Lord Phillips said recent research had shown that up to 48% of prisoners in some local jails were there for technical breaches of their licence, such as not showing up for a probation appointment.

“I have concerns about a system that requires the automatic return to custody where conditions of a community sentence or licence are breached,” Lord Phillips told the Probation Service centenary conference in London yesterday.

“Such a requirement detracts from the autonomy of the probation officer, who is best placed to distinguish between the offender who has no motivation to undertake his community sentence, and therefore may have to face time in prison, and the offender who has a disorganised lifestyle, but with whom it is worth persevering.”

The lord chief justice said that assuming all offenders committed breaches because of their “villainy rather than their disorganised circumstances” not only frustrated probation staff who painstakingly tried to build up relationships with them, but also filled up the prisons.

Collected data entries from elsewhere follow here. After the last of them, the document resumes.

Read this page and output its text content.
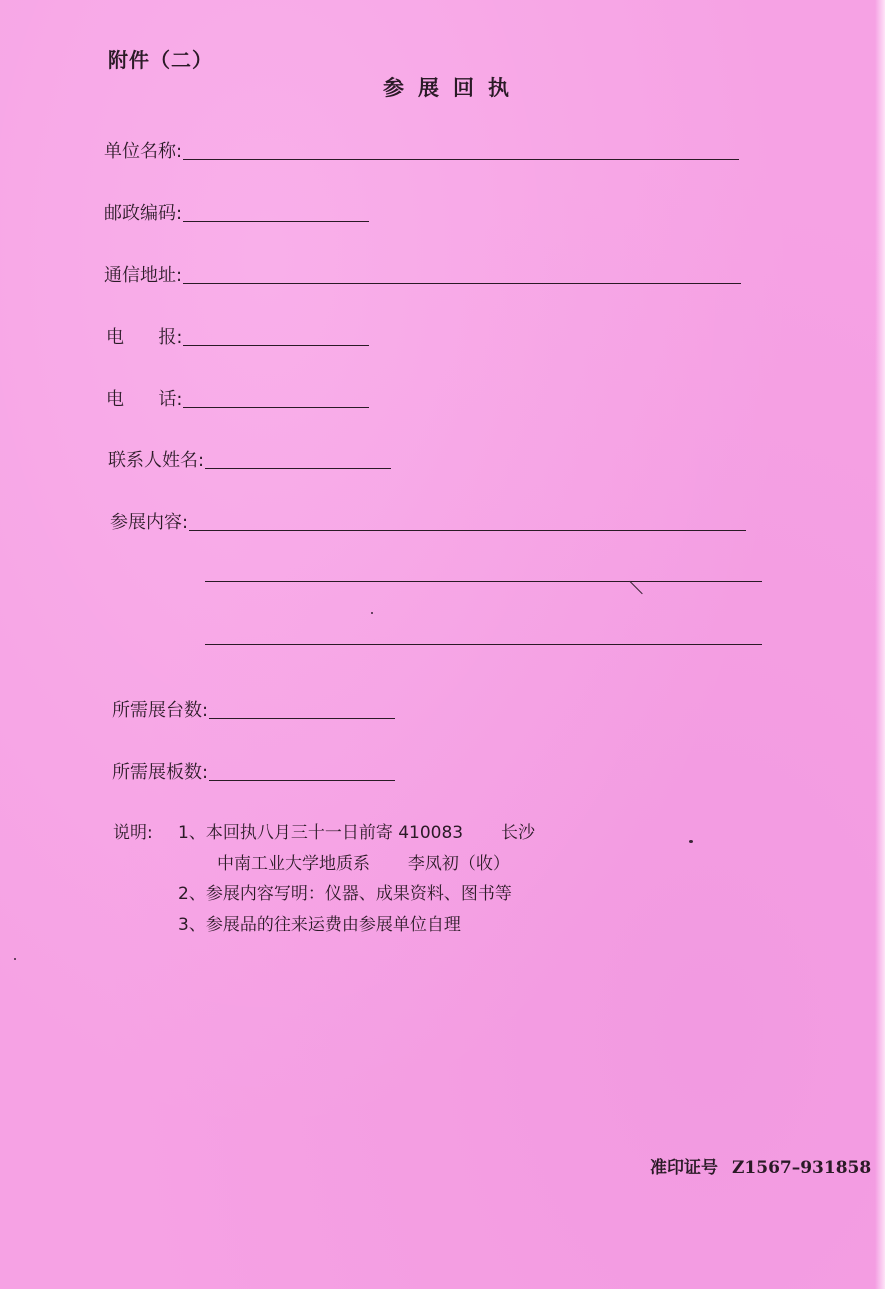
附件（二）
参展回执
单位名称:
邮政编码:
通信地址:
电      报:
电      话:
联系人姓名:
参展内容:
所需展台数:
所需展板数:
说明: 1、本回执八月三十一日前寄 410083       长沙
中南工业大学地质系       李凤初（收）
2、参展内容写明：仪器、成果资料、图书等
3、参展品的往来运费由参展单位自理
准印证号 Z1567–931858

He said the government had miscalculated in toughening the sentencing framework and warned that home secretary John Reid’s plan to build his way out of the crisis would not work. “The prisons are full and the predictions are that the rate of prison sentencing is bound to outstrip the capacity of the prisons, despite the plan to provide another 8,000 prison places.”

He said it was not open to him to solve the problem simply by instructing magistrates and judges to “go easy” as that would be interfering in judicial independence.

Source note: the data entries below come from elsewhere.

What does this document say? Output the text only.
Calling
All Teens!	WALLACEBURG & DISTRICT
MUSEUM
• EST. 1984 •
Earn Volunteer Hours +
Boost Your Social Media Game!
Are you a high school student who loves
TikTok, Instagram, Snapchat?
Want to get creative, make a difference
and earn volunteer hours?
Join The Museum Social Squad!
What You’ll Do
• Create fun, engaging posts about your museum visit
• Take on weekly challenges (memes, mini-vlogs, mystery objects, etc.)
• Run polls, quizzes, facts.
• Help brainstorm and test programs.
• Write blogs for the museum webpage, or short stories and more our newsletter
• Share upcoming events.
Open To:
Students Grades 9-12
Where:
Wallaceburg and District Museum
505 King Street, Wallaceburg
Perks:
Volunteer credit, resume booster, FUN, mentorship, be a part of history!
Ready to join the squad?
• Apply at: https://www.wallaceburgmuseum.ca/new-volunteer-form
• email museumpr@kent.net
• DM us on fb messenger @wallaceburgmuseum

Lord Phillips’s intervention comes after prison governors complained last month that the jails were being filled with released offenders automatically being whisked into custody for “trivial” reasons.

His sentiments were echoed by the former home secretary Lord Hurd, who told the conference that the government’s plan to build 8,000 extra prison places in the next two to three years simply postponed the moment of breakdown.

“On April 27 the prison population, including those wastefully held in police cells, totalled 80,368,” he said. “This is just 328 below what is called the operational usable capacity, ie the number of prisoners you can cram into the prisons regardless of the evils of overcrowding. Twelve months ago the figure was 3,422 fewer.”